Starting Up in the Worst of Times

By Todd R. G. Hill | February 23, 2010
Opening-on the verge of closing. Some batches are good. Some batches go awry. Some go terribly awry. When we started, there was a federal credit in place. Now, there is not. There are decisions to be made: change the business form to raise more capital, or maintain the cooperative to stay true to the spirit of community-based energy production.

Our scheduled February grand opening of Promethean Biofuels Cooperative Corp. is just around the corner. We have invited a slew of city, state and federal officials, plus the local media and press to attend our symbolic ribbon-cutting ceremony and invitational for the community to participate in making an on-spec batch of biodiesel. Finishing the construction of a plant and planning a grand opening both seem to me to verge on the miraculous in a time like this. Our days are long, and the tasks needing attention seem endless.

Promethean is a formal cooperative centrally located in Temecula, Calif., between Los Angeles and San Diego. The past 14 months have been spent designing, building and permitting our community-scale biodiesel plant. Although initially the idea was to produce a 3 MMgy plant, certain logistic and technical realities limit production of the as-built system to about 1.2 MMgy. The plant is multi-feedstock, with the ability to pretreat a wide range of virgin and used vegetable oils.

Since we focus on lower quality used kitchen oils and the occasional batch of animal fat, we have to process much more oil than 1.2 MMgy to make that much biodiesel. So far we haven't come close to producing an amount that would even put us on the trajectory of meeting our nameplate production targets. Like many producers, we are trying to change that in a time when a majority of producers are idle, waiting for the termination of an asset sale or the reinstatement of a tax credit.
Promethean is not feeling the effects of the lack of a tax credit yet; when I first wrote the cooperative's business plan, I felt it was better not to include it. I wanted to build something based fully on the fundamentals, and realized early on that the existence of the credit worked to assist feedstock suppliers and not necessarily the producer. In fact, it can be argued that that was the purpose of the credit all along; it assists in providing a floor to those who grow, manufacture, or in some other way supply feedstock to our beloved and beleaguered industry.

Nevertheless, some might say that for someone who is concerned purely with the fundamentals, I chose the wrong state to start a biodiesel cooperative in. Although I firmly believe that California is the most environmentally aggressive state in the union, it is not particularly biodiesel friendly. In fact, it is against the law for municipalites and small fleet owners in our region of Southern California to purchase diesel buses and trucks, even if they are purchasing a replacement vehicle.

I realize the credit was a blender, not a producer or feedstock supplier credit. Some might feel this system worked flawlessly, allowing for something akin to the infamous "trickle down effect" where money theoretically flows from the top to the bottom of an industry, passing through many hands, lingering long enough to benefit every participant.

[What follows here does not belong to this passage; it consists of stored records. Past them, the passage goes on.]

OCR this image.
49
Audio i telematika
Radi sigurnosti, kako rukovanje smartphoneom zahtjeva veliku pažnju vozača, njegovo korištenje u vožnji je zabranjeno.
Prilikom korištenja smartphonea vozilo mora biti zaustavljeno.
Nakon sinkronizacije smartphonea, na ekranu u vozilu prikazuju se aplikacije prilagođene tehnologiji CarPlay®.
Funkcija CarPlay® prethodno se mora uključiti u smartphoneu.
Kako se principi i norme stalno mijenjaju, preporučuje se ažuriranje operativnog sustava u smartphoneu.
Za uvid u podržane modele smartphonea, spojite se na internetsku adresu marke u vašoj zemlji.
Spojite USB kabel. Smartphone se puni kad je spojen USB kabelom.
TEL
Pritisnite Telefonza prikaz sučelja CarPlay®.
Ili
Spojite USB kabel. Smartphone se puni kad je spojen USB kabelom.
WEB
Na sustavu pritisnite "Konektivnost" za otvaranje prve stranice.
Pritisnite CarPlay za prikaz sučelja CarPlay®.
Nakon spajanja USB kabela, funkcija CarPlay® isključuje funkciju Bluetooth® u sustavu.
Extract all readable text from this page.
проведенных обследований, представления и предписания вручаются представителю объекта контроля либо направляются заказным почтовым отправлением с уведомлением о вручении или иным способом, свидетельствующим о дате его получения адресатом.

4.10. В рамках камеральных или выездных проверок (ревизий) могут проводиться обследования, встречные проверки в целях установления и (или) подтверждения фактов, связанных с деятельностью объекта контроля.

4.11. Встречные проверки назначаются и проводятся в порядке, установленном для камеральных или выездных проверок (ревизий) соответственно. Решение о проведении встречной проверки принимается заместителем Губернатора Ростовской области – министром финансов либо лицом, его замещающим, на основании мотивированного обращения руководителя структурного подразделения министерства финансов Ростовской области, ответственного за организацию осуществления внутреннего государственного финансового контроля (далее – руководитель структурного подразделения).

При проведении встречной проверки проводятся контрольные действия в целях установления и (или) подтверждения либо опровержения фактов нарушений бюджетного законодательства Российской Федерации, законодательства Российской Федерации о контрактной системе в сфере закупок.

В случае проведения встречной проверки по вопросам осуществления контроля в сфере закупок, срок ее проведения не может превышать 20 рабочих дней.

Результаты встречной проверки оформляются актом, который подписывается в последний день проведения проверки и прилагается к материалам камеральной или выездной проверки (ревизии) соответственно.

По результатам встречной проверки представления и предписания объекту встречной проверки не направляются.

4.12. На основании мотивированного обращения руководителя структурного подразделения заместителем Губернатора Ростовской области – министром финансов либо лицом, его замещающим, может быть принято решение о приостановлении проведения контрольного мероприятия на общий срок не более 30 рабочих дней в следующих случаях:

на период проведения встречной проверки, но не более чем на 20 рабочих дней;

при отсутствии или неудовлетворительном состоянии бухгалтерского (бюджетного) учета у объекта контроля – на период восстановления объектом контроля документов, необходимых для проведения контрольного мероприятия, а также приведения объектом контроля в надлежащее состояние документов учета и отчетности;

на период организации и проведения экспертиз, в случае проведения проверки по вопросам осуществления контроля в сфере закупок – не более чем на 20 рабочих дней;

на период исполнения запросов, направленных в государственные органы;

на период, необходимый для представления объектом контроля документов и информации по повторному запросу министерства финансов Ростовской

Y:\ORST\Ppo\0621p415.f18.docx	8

My personal experience is that trickle-down economics simply do not apply. The majority of the money we have spent has gone towards contractors, employees and suppliers. The credit, ostensibly set up to allow for us to produce biodiesel profitably at competitive pricepoint compared to conventional diesel, may have in part led us to the condition of the industry that exists today, with plant capacities overbuilt in a market where access and availabilty of feedstock is seriously constrained. Lest we forget, even prior to the expiration of the credit, the majority of plants stood idle.
I cannot speak for the industry as a whole, but I believe the few that may have been happy with the credit were far outnumbered by those longing for something that offered investor certainty in the form of a fixed and longer timeframe.
Speaking solely for myself, I prefer the opportunity presented by Renewable Identification Number credits, and I look forward to the implementation of RFS2.

All things being equal, I believe those who can suffer through this dark period and survive will arise leaner, faster and stronger. We will be ready to take hold of all the opportunities a growing marketplace, rising from its bottom, has to offer. Those opportunities will include plants transferred to new owners for pennies on the dollar, lower cost production technologies, lobbying for stability in the credit structure, and states creating their own policies in support of biofuels.The last year has been a trying time. It may be the worst of times for our industry, but I hope in hindsight it is the best of times for starting up. Good luck to us all.